I think you make an important point. We don't want to cheapen or exploit historical or present-day suffering that we don't fully understand or respect. On the other hand, though, we don't want to end up with provincialism where people can only comment or create art on their own experiences, as if there's an absolute and unbridgeable divide between groups. I came upon this quote by post-colonial thinker/professor Gayatri Spivak recently that expands on this issue a bit. It's about white liberals commenting on "third world" issues, but speaks to the larger discussion.

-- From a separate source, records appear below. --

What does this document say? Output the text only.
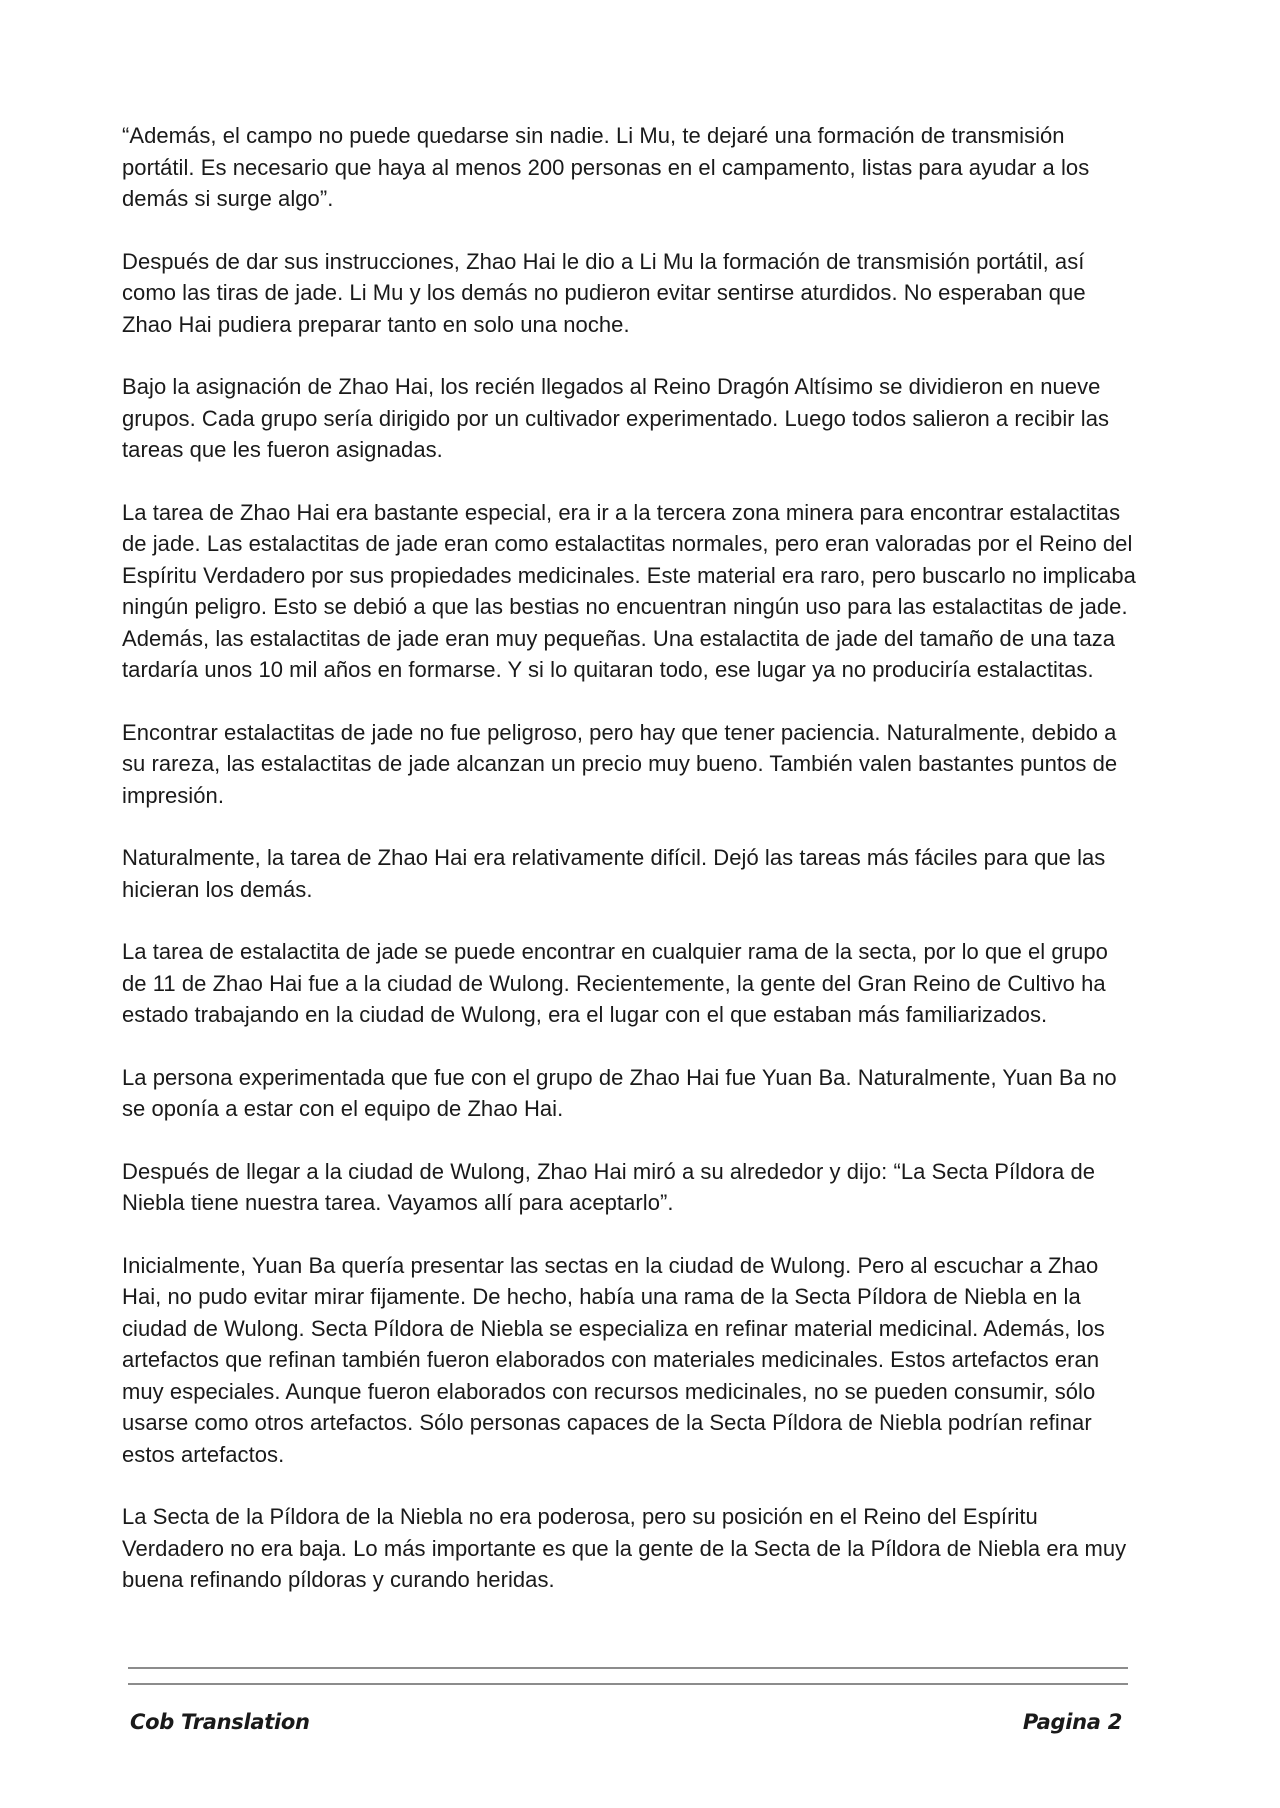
“Además, el campo no puede quedarse sin nadie. Li Mu, te dejaré una formación de transmisión portátil. Es necesario que haya al menos 200 personas en el campamento, listas para ayudar a los demás si surge algo”.

Después de dar sus instrucciones, Zhao Hai le dio a Li Mu la formación de transmisión portátil, así como las tiras de jade. Li Mu y los demás no pudieron evitar sentirse aturdidos. No esperaban que Zhao Hai pudiera preparar tanto en solo una noche.

Bajo la asignación de Zhao Hai, los recién llegados al Reino Dragón Altísimo se dividieron en nueve grupos. Cada grupo sería dirigido por un cultivador experimentado. Luego todos salieron a recibir las tareas que les fueron asignadas.

La tarea de Zhao Hai era bastante especial, era ir a la tercera zona minera para encontrar estalactitas de jade. Las estalactitas de jade eran como estalactitas normales, pero eran valoradas por el Reino del Espíritu Verdadero por sus propiedades medicinales. Este material era raro, pero buscarlo no implicaba ningún peligro. Esto se debió a que las bestias no encuentran ningún uso para las estalactitas de jade. Además, las estalactitas de jade eran muy pequeñas. Una estalactita de jade del tamaño de una taza tardaría unos 10 mil años en formarse. Y si lo quitaran todo, ese lugar ya no produciría estalactitas.

Encontrar estalactitas de jade no fue peligroso, pero hay que tener paciencia. Naturalmente, debido a su rareza, las estalactitas de jade alcanzan un precio muy bueno. También valen bastantes puntos de impresión.

Naturalmente, la tarea de Zhao Hai era relativamente difícil. Dejó las tareas más fáciles para que las hicieran los demás.

La tarea de estalactita de jade se puede encontrar en cualquier rama de la secta, por lo que el grupo de 11 de Zhao Hai fue a la ciudad de Wulong. Recientemente, la gente del Gran Reino de Cultivo ha estado trabajando en la ciudad de Wulong, era el lugar con el que estaban más familiarizados.

La persona experimentada que fue con el grupo de Zhao Hai fue Yuan Ba. Naturalmente, Yuan Ba no se oponía a estar con el equipo de Zhao Hai.

Después de llegar a la ciudad de Wulong, Zhao Hai miró a su alrededor y dijo: “La Secta Píldora de Niebla tiene nuestra tarea. Vayamos allí para aceptarlo”.

Inicialmente, Yuan Ba quería presentar las sectas en la ciudad de Wulong. Pero al escuchar a Zhao Hai, no pudo evitar mirar fijamente. De hecho, había una rama de la Secta Píldora de Niebla en la ciudad de Wulong. Secta Píldora de Niebla se especializa en refinar material medicinal. Además, los artefactos que refinan también fueron elaborados con materiales medicinales. Estos artefactos eran muy especiales. Aunque fueron elaborados con recursos medicinales, no se pueden consumir, sólo usarse como otros artefactos. Sólo personas capaces de la Secta Píldora de Niebla podrían refinar estos artefactos.

La Secta de la Píldora de la Niebla no era poderosa, pero su posición en el Reino del Espíritu Verdadero no era baja. Lo más importante es que la gente de la Secta de la Píldora de Niebla era muy buena refinando píldoras y curando heridas.

Cob Translation	Pagina 2
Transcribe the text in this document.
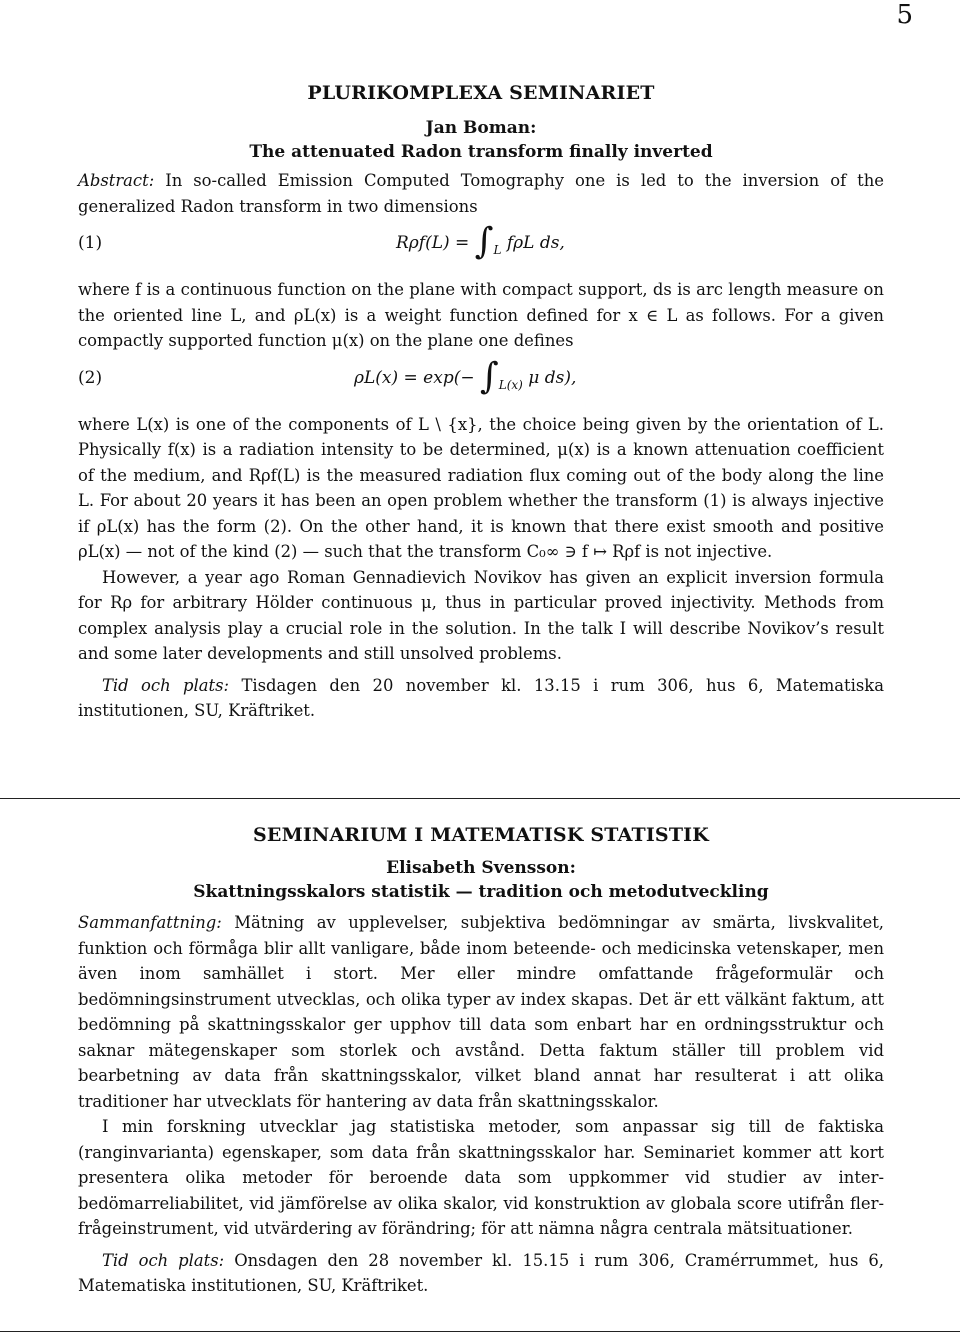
5
PLURIKOMPLEXA SEMINARIET
Jan Boman:
The attenuated Radon transform finally inverted

Abstract: In so-called Emission Computed Tomography one is led to the inversion of the generalized Radon transform in two dimensions

(1)	$R\rho f(L) = \int_L$ fρL ds,

where f is a continuous function on the plane with compact support, ds is arc length measure on the oriented line L, and ρL(x) is a weight function defined for x ∈ L as follows. For a given compactly supported function μ(x) on the plane one defines

(2)	$\rho L(x) = \exp(- \int_{L(x)}$ μ ds),

where L(x) is one of the components of L \ {x}, the choice being given by the orientation of L. Physically f(x) is a radiation intensity to be determined, μ(x) is a known attenuation coefficient of the medium, and Rρf(L) is the measured radiation flux coming out of the body along the line L. For about 20 years it has been an open problem whether the transform (1) is always injective if ρL(x) has the form (2). On the other hand, it is known that there exist smooth and positive ρL(x) — not of the kind (2) — such that the transform C₀∞ ∋ f ↦ Rρf is not injective.

However, a year ago Roman Gennadievich Novikov has given an explicit inversion formula for Rρ for arbitrary Hölder continuous μ, thus in particular proved injectivity. Methods from complex analysis play a crucial role in the solution. In the talk I will describe Novikov’s result and some later developments and still unsolved problems.

Tid och plats: Tisdagen den 20 november kl. 13.15 i rum 306, hus 6, Matematiska institutionen, SU, Kräftriket.

SEMINARIUM I MATEMATISK STATISTIK
Elisabeth Svensson:
Skattningsskalors statistik — tradition och metodutveckling

Sammanfattning: Mätning av upplevelser, subjektiva bedömningar av smärta, livskvalitet, funktion och förmåga blir allt vanligare, både inom beteende- och medicinska vetenskaper, men även inom samhället i stort. Mer eller mindre omfattande frågeformulär och bedömningsinstrument utvecklas, och olika typer av index skapas. Det är ett välkänt faktum, att bedömning på skattningsskalor ger upphov till data som enbart har en ordningsstruktur och saknar mätegenskaper som storlek och avstånd. Detta faktum ställer till problem vid bearbetning av data från skattningsskalor, vilket bland annat har resulterat i att olika traditioner har utvecklats för hantering av data från skattningsskalor.

I min forskning utvecklar jag statistiska metoder, som anpassar sig till de faktiska (ranginvarianta) egenskaper, som data från skattningsskalor har. Seminariet kommer att kort presentera olika metoder för beroende data som uppkommer vid studier av inter-bedömarreliabilitet, vid jämförelse av olika skalor, vid konstruktion av globala score utifrån fler-frågeinstrument, vid utvärdering av förändring; för att nämna några centrala mätsituationer.

Tid och plats: Onsdagen den 28 november kl. 15.15 i rum 306, Cramérrummet, hus 6, Matematiska institutionen, SU, Kräftriket.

“I will have an undergraduate class, let’s say a young white male student, politically-correct, who will say: ‘I am only a bourgeois white male, I can’t speak.’ In that situation - it’s peculiar, because I am in the position of power and their teacher and, on the other hand, I am not a bourgeois white male - I say to them: ‘Why not develop a certain degree of rage against the history that has written such an abject script for you that you are silenced?’ Then you begin to investigate what it is that silences you, rather than take this very determinist position-since my skin colour is this, since my sex is this, I cannot speak. […] From this position, then, I say you will of course not speak in the same way about the Third World material, but if you make it your task not only to learn what is going on there through language, through specific programmes of study, but also at the same time through a historical critique of your position as the investigating person, then you will have earned the right to criticize, you be heard. When you take the position of not doing your homework- “I will not criticize because of my accident of birth, the historical accident” - that is the much more pernicious position. In one way, you take a risk to criticize, of criticizing something which is Other - something which you used to dominate. I say that you have to take a certain risk: to say “I won’t criticize” is salving your conscience, and allowing you not to do any homework. On the other hand, if you criticize having earned the right to do so, then you are indeed taking a risk and you will probably be made welcome, and can hope to be judged with respect.”

Gayatri Spivak interviewed by Sneja Gunew. ‘Questions of Multiculturalism.’ in The Post-Colonial Critic. p. 62-3.